Витя поднял наконец глаза. И сказал тверже:

— Потому что мы тебя исключаем. Раз ты бросил нас в опасный момент.

Толик молчал. Стоял прямо и спокойно. Этим внешним спокойствием, этим молчанием он только и мог защитить себя от стыда и горя. Хоть чуть-чуть защитить.

— Ну… вот. Все, — опять виновато сказал Витя. И положил картон и обломки к Толькиным сандалиям. — Я пошел…

— Хорошо, — отозвался Толик.

— А может… ты что-то сказать хочешь?

— Нет. Зачем?

Это было для Вити уже непонятно. Кажется, он ждал, что станет Толик оправдываться. Не дождался. Повторил растерянно:

— Тогда я пошел.

— Иди.

Витя неловко двинулся по коридору. Толику очень захотелось заплакать.
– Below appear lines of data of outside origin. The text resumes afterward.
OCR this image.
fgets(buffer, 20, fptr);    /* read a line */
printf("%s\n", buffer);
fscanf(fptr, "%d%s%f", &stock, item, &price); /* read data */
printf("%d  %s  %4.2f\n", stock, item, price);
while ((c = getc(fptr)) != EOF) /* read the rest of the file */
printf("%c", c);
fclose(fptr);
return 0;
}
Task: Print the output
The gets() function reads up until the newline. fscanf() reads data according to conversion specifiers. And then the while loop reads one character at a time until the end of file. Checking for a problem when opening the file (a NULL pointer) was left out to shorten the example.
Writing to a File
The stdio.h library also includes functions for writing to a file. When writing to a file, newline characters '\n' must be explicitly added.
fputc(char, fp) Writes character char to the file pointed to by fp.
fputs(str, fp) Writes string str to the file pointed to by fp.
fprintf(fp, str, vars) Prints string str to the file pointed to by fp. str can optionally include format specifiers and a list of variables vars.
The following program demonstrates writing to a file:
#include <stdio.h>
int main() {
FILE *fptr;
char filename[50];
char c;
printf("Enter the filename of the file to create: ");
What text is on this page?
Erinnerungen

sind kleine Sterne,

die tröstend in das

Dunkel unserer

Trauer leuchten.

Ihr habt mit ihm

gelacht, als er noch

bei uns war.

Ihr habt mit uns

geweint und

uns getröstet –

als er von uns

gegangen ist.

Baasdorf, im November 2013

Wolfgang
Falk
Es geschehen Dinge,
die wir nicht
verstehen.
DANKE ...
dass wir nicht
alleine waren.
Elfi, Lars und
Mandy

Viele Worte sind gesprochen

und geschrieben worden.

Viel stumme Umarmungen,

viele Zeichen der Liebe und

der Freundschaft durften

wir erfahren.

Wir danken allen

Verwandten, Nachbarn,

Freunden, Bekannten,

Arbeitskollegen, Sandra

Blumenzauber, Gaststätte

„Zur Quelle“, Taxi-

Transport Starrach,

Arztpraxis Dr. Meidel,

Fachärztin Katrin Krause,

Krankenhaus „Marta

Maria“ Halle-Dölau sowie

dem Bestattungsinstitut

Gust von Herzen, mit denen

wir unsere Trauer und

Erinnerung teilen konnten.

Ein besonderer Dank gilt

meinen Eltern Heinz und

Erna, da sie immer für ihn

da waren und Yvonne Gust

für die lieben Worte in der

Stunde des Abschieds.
Он даже подумал, как придет в комнату и уткнется носом в подушку… Но сейчас плакать было еще нельзя. И он смотрел в спину робингуду Ярцеву и вдруг вспомнил, как шли они друг за другом по сучковатому стволу.

— Подожди, — сказал он, и Витя быстро обернулся.

— Что?

— Скажи… вашему командиру… — Толик переглотнул. — Он, конечно, смелый и вообще… И все вы тоже. Но если человек тяжесть несет, ему надо помогать, чтобы не сорвался.

— Ты не сорвался, а просто сбежал, — тихо возразил Витя.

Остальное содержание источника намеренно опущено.